Вогак, зачарованный комедией дель арте, был соавтором Мейерхольда по сценической обработке пьесы-сказки Карло Гоцци „Любовь к трем апельсинам“. Постоянный адресат его, Григорий Лозинский, перешел в 1921 году финскую границу с проводником-контрабандистом и в письме из териокского карантина сестре в Париж описывал, как его брат Михаил отправился в гости к Гумилеву в день ареста последнего, попал на квартире поэта в засаду, оказался в тюрьме на Гороховой; в письме упомянуто, что, по слухам, Гумилев связан с организацией, переправлявшей людей в Финляндию. Владимир Щепанский, друг Вогака, художник спектакля, актер, автор сценария сей пантомимы, еще и музыку подбирал: ХVIII век, Кунау, Скарлатти, Перголезе, Люлли, Рамо, Куперен и др.
Мне не известно, был ли уже знаком рыжий поляк Щепанский со своей красавицей невестой Марией Николаевной Орешниковой, девушкой с виллы Рено из Келломяк. Кажется, они учились вместе в Хельсинки, он на живописи, она на иконописном отделении, в Хельсинки и венчались, то ли он принял православие, то ли она перешла в католичество. Я точно знаю только то, что семья не решилась отпустить девушку на учебу одну, и с ней в Гельсингфорс поехала ее сестра Татьяна.

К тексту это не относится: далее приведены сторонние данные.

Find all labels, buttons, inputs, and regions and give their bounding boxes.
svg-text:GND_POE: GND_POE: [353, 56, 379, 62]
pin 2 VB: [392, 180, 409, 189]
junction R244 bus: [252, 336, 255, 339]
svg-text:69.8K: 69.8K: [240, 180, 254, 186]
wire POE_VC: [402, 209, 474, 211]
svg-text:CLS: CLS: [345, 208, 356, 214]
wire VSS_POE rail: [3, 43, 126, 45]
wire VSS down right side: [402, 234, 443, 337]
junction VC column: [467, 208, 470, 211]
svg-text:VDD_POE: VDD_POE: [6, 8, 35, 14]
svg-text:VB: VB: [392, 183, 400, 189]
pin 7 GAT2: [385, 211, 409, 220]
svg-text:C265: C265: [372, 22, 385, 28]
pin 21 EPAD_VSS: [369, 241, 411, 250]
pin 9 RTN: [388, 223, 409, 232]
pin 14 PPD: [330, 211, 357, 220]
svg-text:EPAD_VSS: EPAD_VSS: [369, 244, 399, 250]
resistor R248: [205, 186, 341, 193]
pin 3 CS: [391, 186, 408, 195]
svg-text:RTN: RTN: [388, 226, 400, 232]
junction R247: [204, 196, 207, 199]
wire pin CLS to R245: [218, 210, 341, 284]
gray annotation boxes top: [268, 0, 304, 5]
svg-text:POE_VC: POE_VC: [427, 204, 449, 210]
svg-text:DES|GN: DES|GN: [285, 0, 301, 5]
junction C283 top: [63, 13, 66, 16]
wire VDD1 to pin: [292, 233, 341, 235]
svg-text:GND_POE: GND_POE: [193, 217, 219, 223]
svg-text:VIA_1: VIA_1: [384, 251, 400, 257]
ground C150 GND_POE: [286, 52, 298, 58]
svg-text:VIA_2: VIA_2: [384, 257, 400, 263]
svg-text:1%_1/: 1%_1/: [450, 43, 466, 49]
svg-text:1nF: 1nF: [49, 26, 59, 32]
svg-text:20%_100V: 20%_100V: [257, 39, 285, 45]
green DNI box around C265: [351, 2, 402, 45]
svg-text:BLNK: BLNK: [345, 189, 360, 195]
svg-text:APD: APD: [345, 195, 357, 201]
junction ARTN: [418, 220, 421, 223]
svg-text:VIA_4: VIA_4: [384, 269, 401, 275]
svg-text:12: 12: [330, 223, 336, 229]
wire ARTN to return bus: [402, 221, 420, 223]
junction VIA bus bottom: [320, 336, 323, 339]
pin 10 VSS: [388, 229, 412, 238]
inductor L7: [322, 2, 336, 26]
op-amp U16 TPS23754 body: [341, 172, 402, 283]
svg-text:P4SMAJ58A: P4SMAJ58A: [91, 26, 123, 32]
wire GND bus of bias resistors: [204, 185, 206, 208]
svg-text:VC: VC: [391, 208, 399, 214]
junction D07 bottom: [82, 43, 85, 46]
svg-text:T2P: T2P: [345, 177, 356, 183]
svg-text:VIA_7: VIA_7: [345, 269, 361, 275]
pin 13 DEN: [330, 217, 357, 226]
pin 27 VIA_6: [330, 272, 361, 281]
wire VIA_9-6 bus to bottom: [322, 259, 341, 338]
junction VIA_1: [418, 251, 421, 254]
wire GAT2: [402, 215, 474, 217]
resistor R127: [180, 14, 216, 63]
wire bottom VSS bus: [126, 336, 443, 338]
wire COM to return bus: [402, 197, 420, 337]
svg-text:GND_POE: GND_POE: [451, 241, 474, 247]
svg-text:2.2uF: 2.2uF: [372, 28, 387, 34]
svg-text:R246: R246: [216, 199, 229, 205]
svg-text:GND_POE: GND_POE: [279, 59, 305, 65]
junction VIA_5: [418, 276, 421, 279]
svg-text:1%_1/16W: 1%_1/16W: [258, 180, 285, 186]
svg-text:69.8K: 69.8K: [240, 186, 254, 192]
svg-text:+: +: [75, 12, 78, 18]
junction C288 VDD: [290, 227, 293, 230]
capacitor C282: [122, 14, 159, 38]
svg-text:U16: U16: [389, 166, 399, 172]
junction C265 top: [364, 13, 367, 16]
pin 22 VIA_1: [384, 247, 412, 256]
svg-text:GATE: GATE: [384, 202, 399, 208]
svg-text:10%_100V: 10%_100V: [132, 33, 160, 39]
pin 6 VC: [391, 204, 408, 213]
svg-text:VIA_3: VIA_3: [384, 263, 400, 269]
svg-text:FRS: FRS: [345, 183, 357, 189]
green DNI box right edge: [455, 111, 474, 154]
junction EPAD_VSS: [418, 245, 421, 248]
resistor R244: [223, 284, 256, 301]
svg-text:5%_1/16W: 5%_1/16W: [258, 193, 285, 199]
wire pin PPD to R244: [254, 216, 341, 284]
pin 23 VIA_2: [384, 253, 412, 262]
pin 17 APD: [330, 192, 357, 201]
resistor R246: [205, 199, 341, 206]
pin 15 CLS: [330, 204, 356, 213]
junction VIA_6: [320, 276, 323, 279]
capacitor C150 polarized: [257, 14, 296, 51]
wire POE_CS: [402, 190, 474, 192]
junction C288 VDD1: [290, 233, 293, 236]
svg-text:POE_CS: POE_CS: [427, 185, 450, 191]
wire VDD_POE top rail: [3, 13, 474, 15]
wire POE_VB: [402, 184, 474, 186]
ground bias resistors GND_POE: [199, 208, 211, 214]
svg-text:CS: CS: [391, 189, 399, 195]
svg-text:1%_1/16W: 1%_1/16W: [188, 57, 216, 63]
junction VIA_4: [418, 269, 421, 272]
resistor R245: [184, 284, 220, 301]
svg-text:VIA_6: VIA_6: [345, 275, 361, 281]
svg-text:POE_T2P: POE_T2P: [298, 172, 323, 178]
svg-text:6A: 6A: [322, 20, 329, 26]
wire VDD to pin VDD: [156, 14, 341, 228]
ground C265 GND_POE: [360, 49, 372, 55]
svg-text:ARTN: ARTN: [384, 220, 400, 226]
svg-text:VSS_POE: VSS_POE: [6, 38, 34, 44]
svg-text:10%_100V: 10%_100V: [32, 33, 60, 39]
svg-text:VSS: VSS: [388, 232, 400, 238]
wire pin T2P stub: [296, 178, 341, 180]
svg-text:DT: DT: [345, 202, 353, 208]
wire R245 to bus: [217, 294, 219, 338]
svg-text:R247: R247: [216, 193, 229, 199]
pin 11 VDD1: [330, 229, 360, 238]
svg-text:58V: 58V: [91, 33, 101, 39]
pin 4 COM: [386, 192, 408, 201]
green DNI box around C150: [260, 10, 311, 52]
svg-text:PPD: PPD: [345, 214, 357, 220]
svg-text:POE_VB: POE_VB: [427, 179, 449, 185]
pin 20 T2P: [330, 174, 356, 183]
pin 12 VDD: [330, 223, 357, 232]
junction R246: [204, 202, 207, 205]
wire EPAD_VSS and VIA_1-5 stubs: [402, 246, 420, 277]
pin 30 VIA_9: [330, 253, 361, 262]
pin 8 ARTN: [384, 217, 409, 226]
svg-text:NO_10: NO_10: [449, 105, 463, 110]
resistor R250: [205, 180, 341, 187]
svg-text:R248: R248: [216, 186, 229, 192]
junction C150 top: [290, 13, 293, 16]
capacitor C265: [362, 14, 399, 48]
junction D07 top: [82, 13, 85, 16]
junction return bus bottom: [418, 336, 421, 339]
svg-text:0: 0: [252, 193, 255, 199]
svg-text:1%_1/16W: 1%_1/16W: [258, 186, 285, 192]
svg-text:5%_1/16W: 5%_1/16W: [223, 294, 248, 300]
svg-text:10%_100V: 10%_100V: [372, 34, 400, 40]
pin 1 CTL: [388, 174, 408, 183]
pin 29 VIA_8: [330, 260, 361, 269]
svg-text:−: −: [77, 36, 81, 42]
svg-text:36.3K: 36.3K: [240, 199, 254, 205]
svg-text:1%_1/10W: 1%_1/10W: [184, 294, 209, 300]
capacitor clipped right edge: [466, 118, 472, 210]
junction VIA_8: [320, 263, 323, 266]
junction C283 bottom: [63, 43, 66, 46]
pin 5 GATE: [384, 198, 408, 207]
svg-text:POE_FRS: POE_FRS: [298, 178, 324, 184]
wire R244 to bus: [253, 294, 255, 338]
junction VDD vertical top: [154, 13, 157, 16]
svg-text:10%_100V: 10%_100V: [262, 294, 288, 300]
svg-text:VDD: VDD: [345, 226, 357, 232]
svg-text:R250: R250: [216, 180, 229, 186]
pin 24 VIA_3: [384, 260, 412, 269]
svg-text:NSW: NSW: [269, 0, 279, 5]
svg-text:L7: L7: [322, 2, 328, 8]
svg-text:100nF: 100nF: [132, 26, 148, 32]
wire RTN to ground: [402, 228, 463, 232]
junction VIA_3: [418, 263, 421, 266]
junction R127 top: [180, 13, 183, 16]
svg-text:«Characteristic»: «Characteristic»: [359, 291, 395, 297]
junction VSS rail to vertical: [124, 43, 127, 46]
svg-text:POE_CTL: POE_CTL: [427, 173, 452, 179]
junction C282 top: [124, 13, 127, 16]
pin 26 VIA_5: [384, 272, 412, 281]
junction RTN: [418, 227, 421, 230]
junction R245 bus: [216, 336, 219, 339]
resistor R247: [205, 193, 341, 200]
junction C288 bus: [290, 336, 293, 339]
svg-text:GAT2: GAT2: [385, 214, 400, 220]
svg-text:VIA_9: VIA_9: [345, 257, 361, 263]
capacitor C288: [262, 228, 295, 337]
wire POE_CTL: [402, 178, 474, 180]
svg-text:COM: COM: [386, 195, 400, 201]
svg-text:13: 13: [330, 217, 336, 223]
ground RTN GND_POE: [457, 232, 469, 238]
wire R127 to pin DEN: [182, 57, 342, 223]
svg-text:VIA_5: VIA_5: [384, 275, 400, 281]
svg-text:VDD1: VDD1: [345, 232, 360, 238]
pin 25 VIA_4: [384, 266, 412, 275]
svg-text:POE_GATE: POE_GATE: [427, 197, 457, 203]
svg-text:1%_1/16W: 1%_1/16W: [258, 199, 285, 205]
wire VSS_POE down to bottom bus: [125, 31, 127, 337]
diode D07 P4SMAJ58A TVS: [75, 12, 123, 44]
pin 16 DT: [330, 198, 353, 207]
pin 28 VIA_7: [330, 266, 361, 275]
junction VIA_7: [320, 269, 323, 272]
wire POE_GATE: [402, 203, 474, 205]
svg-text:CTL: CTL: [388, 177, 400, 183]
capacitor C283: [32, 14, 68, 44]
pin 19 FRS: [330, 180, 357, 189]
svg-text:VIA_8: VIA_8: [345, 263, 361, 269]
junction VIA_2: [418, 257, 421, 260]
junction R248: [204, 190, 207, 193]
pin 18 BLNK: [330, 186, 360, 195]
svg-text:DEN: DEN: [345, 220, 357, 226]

Маруся училась, а Таня работала на шоколадной фабрике Карла Фацера (плитку Karl Fazer вы и сейчас, столетие спустя, можете купить в Санкт-Петербурге), работниц одевали в элегантные синие халатики и выдавали им во время рабочего дня маленькие шоколадки, Татьяна Николаевна Павлова рассказывала потом об этом дочерям и сыну в послевоенном Ленинграде, а когда те приходили в восторг от рассованных по карманам шоколадок, говорила, улыбаясь сияющей улыбкой своей: „На самом деле в шоколадном царстве мечтали мы о куске черного хлеба“.